NOTE: Many of you are aware that Ford power steering systems are very prone to air-related problems. The most effective way to remove air in these systems is to apply a vacuum to the power steering pump reservoir. This technique can be used on most power steering systems.
Bleed Technique 2:
Remove return line from hydro-boost and plug end with appropriate size plug or bolt.
Connect two- to three-foot piece of clear hose to return port on hydro-boost unit. Place end of hose into empty container at least 1 gallon in capacity.
Fill power steering pump reservoir with correct fluid.
Disable engine to allow cranking without starting. Block wheels, put transmission in neutral or park and set parking brake, then crank engine 5 to 10 seconds (avoid overheating starter motor) while applying and releasing brake pedal slowly.
Refill pump reservoir as necessary. Repeat step 4 until no air is seen in return line from hydro-boost.
Remove clear hose from return port and reconnect return line from pump.
Enable the engine to allow starting. Start engine and let idle. Slowly turn steering wheel from lock to lock a number of times.
Turn engine off and inspect fluid level and condition. Add or remove fluid as necessary. If fluid is foaming, wait one hour then recheck level. Repeat step 7 and 8 until fluid level is correct and shows no sign of air problem.
Use either of these bleeding procedures whenever replacing or servicing any component in a hydro-boost system. Normal driving conditions will remove air that remains trapped within the system when components are properly installed and there are no flow restrictions in the system. Always refer to the vehicle service manual for specific installation and testing procedures.
Power Steering Flush
In addition to requiring the correct pressure, it is also critical that the fluid be clean. The tolerances in the moving parts inside the hydro-boost are such that only a small amount of contaminates can cause a malfunction. This is especially true of the spool valve. The tolerances necessary to form a metal-to-metal seal are quite small and any contaminates or tarnish buildup can prevent smooth operation of the spool valve. Since the spool valve controls the flow of fluid into and out of the power chamber, it is critical it functions properly.

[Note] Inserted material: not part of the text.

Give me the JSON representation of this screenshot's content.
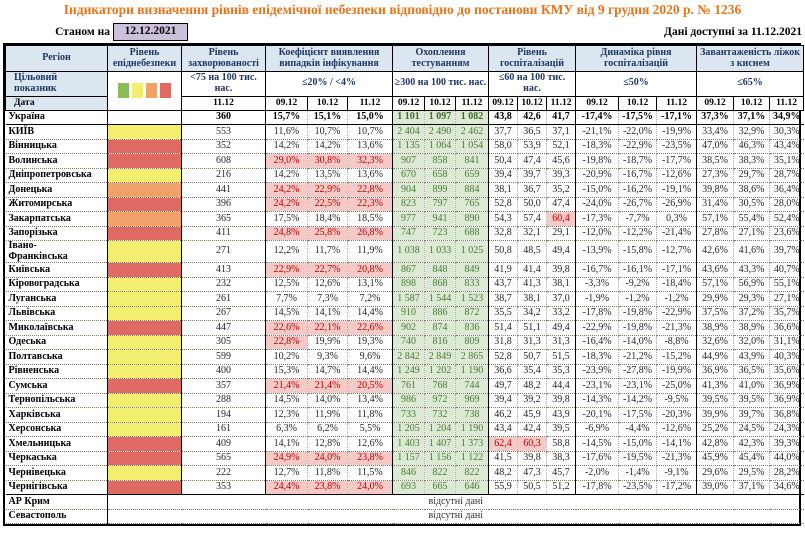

Any vehicle equipped with a hydro-boost power assist will benefit from a periodic power steering flush. The only thing is you have to perform an additional step to ensure the hydro-boost power chamber and internal parts are flushed. When performing the flush, apply and release the brake pedal slowly to allow the new fluid into the hydro-boost. If you skip this step you will have the large quantity of old fluid in the hydro-boost that will mix with the new fluid once the brake is applied and released a couple of times.
Hydro-boost diagnosis and service is not difficult especially when you know how the system works. Applying this knowledge with a systematic approach will enable fast and accurate diagnosis of these systems.